C’est certainement dans la dernière salle, la plus grande, que “l’amour et la beauté”, en lesquels le poète voit “les armes ultimes de résistance à la barbarie”, font leur apparition la plus éclatante. Ses murs accueillent les œuvres de trois femmes photographes : Roshanak, née à Téhéran et établie en France depuis 1991, Roya Heydari, qui à l’âge de 27 ans partage “un regard neuf sur l’Afghanistan et témoigne des actions d’ONG sur le terrain” et traverse aujourd’hui un nouvel exil après avoir dû quitter le pays l’été dernier, et Fatimah Hossaini, l’une des grandes représentantes de la photographie afghane contemporaine.

Les femmes du pays et la diversité des traditions locales sont à l’honneur dans son Audace de la beauté, série haute en couleurs qui contribue à donner une note d’espoir à cette fin exposition. Les compositions lumineuses de Fatimah Hossaini, qui a enseigné à la faculté d’art de l’Université de Kaboul et a travaillé avec plusieurs grands journaux comme le Guardian, “racontent par la photographie des histoires puissantes d’identité et de féminité”.

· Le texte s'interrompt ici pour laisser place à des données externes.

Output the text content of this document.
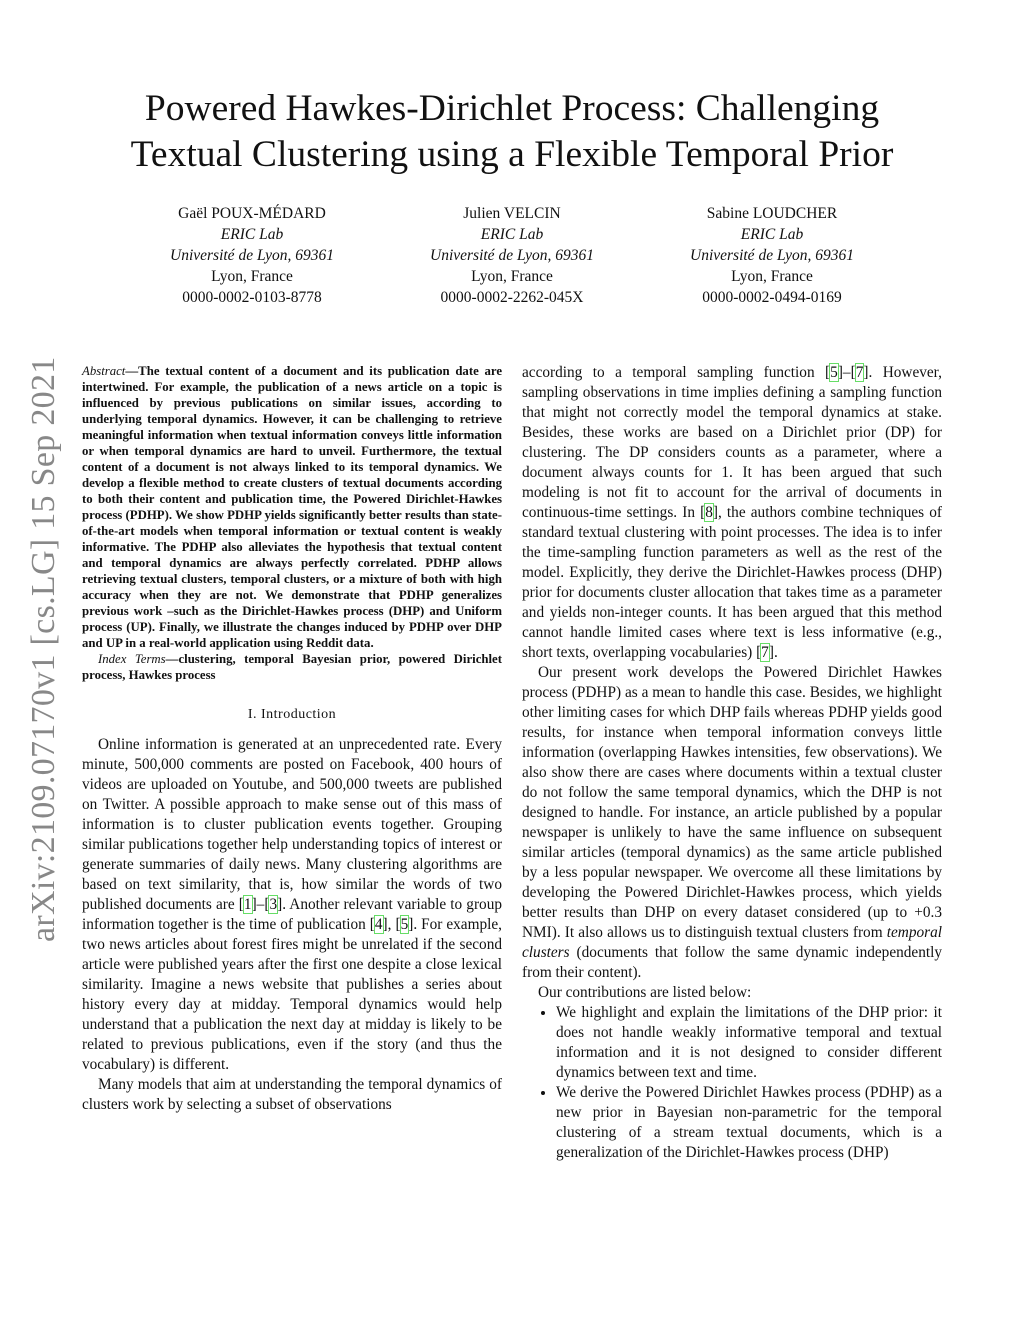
Powered Hawkes-Dirichlet Process: Challenging
Textual Clustering using a Flexible Temporal Prior
Gaël POUX-MÉDARD
ERIC Lab
Université de Lyon, 69361
Lyon, France
0000-0002-0103-8778
Julien VELCIN
ERIC Lab
Université de Lyon, 69361
Lyon, France
0000-0002-2262-045X
Sabine LOUDCHER
ERIC Lab
Université de Lyon, 69361
Lyon, France
0000-0002-0494-0169
arXiv:2109.07170v1 [cs.LG] 15 Sep 2021 Abstract—The textual content of a document and its publication date are intertwined. For example, the publication of a news article on a topic is influenced by previous publications on similar issues, according to underlying temporal dynamics. However, it can be challenging to retrieve meaningful information when textual information conveys little information or when temporal dynamics are hard to unveil. Furthermore, the textual content of a document is not always linked to its temporal dynamics. We develop a flexible method to create clusters of textual documents according to both their content and publication time, the Powered Dirichlet-Hawkes process (PDHP). We show PDHP yields significantly better results than state-of-the-art models when temporal information or textual content is weakly informative. The PDHP also alleviates the hypothesis that textual content and temporal dynamics are always perfectly correlated. PDHP allows retrieving textual clusters, temporal clusters, or a mixture of both with high accuracy when they are not. We demonstrate that PDHP generalizes previous work –such as the Dirichlet-Hawkes process (DHP) and Uniform process (UP). Finally, we illustrate the changes induced by PDHP over DHP and UP in a real-world application using Reddit data.

Index Terms—clustering, temporal Bayesian prior, powered Dirichlet process, Hawkes process

I. Introduction

Online information is generated at an unprecedented rate. Every minute, 500,000 comments are posted on Facebook, 400 hours of videos are uploaded on Youtube, and 500,000 tweets are published on Twitter. A possible approach to make sense out of this mass of information is to cluster publication events together. Grouping similar publications together help understanding topics of interest or generate summaries of daily news. Many clustering algorithms are based on text similarity, that is, how similar the words of two published documents are [1]–[3]. Another relevant variable to group information together is the time of publication [4], [5]. For example, two news articles about forest fires might be unrelated if the second article were published years after the first one despite a close lexical similarity. Imagine a news website that publishes a series about history every day at midday. Temporal dynamics would help understand that a publication the next day at midday is likely to be related to previous publications, even if the story (and thus the vocabulary) is different.

Many models that aim at understanding the temporal dynamics of clusters work by selecting a subset of observations

according to a temporal sampling function [5]–[7]. However, sampling observations in time implies defining a sampling function that might not correctly model the temporal dynamics at stake. Besides, these works are based on a Dirichlet prior (DP) for clustering. The DP considers counts as a parameter, where a document always counts for 1. It has been argued that such modeling is not fit to account for the arrival of documents in continuous-time settings. In [8], the authors combine techniques of standard textual clustering with point processes. The idea is to infer the time-sampling function parameters as well as the rest of the model. Explicitly, they derive the Dirichlet-Hawkes process (DHP) prior for documents cluster allocation that takes time as a parameter and yields non-integer counts. It has been argued that this method cannot handle limited cases where text is less informative (e.g., short texts, overlapping vocabularies) [7].

Our present work develops the Powered Dirichlet Hawkes process (PDHP) as a mean to handle this case. Besides, we highlight other limiting cases for which DHP fails whereas PDHP yields good results, for instance when temporal information conveys little information (overlapping Hawkes intensities, few observations). We also show there are cases where documents within a textual cluster do not follow the same temporal dynamics, which the DHP is not designed to handle. For instance, an article published by a popular newspaper is unlikely to have the same influence on subsequent similar articles (temporal dynamics) as the same article published by a less popular newspaper. We overcome all these limitations by developing the Powered Dirichlet-Hawkes process, which yields better results than DHP on every dataset considered (up to +0.3 NMI). It also allows us to distinguish textual clusters from temporal clusters (documents that follow the same dynamic independently from their content).

Our contributions are listed below:

• We highlight and explain the limitations of the DHP prior: it does not handle weakly informative temporal and textual information and it is not designed to consider different dynamics between text and time.
• We derive the Powered Dirichlet Hawkes process (PDHP) as a new prior in Bayesian non-parametric for the temporal clustering of a stream textual documents, which is a generalization of the Dirichlet-Hawkes process (DHP)
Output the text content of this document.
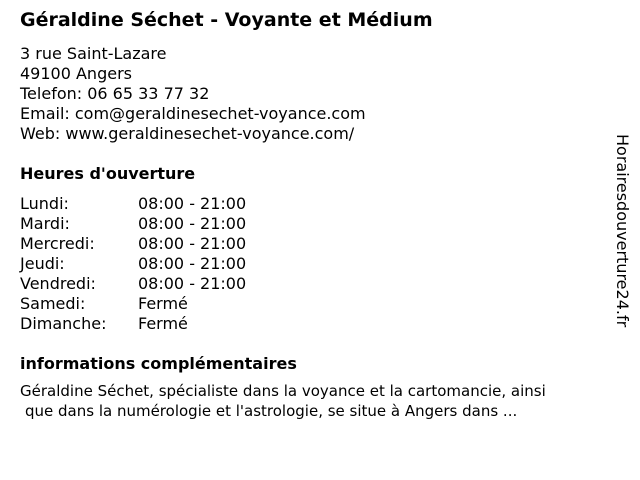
Géraldine Séchet - Voyante et Médium
3 rue Saint-Lazare
49100 Angers
Telefon: 06 65 33 77 32
Email: com@geraldinesechet-voyance.com
Web: www.geraldinesechet-voyance.com/
Heures d'ouverture
Lundi:	08:00 - 21:00
Mardi:	08:00 - 21:00
Mercredi:	08:00 - 21:00
Jeudi:	08:00 - 21:00
Vendredi:	08:00 - 21:00
Samedi:	Fermé
Dimanche: Fermé
informations complémentaires
Géraldine Séchet, spécialiste dans la voyance et la cartomancie, ainsi
que dans la numérologie et l'astrologie, se situe à Angers dans ...
Horairesdouverture24.fr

Rappelant que les femmes sont les premières victimes du regain obscurantiste actuel, l’artiste désormais résidente de la Cité des arts de Paris s’engage pour défendre leurs droits, redonner une voix à celles qui semblent plus que jamais oubliées, et peut-être écrire d’autres possibles. “En ce temps-là, on n’inventait pas la cage. / En ce temps-là la ville était sans porte. / En ce temps-là, on ne dressait pas / muraille, on ne creusait nul fossé.” écrit Sayd Bahodine Majrouh dans son Voyageur de minuit, traduit en français à titre posthume en 1989. Des paroles qui n’ont rien perdu de leur résonance, à l’heure d’un nouvel exil pour l’Afghanistan et ses artistes.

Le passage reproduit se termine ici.